The order came from the US Justice Department, which is investigating Malaysian businessman Jho Low for stealing from the state-run fund.
Kerr reportedly received the gifts from Low when the two dated in 2014, after the model split up with actor Orlando Bloom.
“From the start of the inquiry, Miranda Kerr cooperated fully and pledged to turn over the gifts of jewellery to the government,” Kerr’s representative Mark Fabiani said a statement.
“Ms Kerr will continue to assist with the inquiry in any way she can.”
The 1MDB scandal amounts to over US$4.5 billion and lists among the assets an 11-carat heart-shaped diamond, an 8-carat pink diamond pendant and an 18-carat set of white-gold jewellery.
The civil lawsuit states that Low bought the US$1.29 million heart-shaped diamond necklace “in time for Valentine’s Day”, had Kerr’s initials inscribed and stated that “size matters”.
Tens of millions of dollars are alleged to have used by Low and the son of Malaysian Prime Minister Najib Razak to fund comedy films Daddy’s Home and Dumb And Dumber To and Martin Scorsese’s Wolf Of Wall Street, which ironically addressed financial crime.
The movie’s star, Leonardo DiCaprio, has previously handed over US$3.2 million worth of art, including work by Picasso and Jean-Michel Basquiat, which was given to him by Low.
Singapore’s financial authorities have been justifying their response to the scandal.
“Naming and shaming” those responsible for financial crimes sends a stronger signal than imposing fines on their banks, the Lion City’s central bank said in reference to 1MDB.
The Monetary Authority of Singapore (MAS) last month fined eight banks involved in the Malaysian wealth fund around US$21.7 million in Singapore’s heaviest aggregate financial penalties for violating anti-money laundering requirements.
Meanwhile, the US and European authorities have imposed fines amounting to billions for similar offences.
“What do we want these fines to achieve? Increasingly, the MAS approach is to pin responsibility on the individuals who made the mistakes, who are responsible for the lapses and their supervisors,” said Ravi Menon, the MAS managing director.

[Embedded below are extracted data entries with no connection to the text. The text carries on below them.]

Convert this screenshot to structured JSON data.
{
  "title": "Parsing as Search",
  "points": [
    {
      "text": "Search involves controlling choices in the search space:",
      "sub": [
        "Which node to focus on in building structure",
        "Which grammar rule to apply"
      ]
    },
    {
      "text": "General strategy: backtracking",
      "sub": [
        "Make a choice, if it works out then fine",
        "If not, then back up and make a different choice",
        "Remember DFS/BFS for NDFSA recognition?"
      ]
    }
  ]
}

“When you fine a bank billions of dollars, it hurts basically shareholders and other stakeholders. It doesn’t hurt the board and senior management, and it doesn’t hurt the individuals much. And that is what, in my view, one of the failings of the current regime globally that people continue to do wrong things because they’ve not been held personally liable and responsible.”
The MAS probe into 1MDB also barred several traders from involvement in Singapore’s finance industry.
At least five other countries have investigated allegations that nearly US$700 million flowed from the debt-ridden state fund into Najib’s personal account. Najib denies any wrongdoing and was cleared of offences in a Malaysian investigation.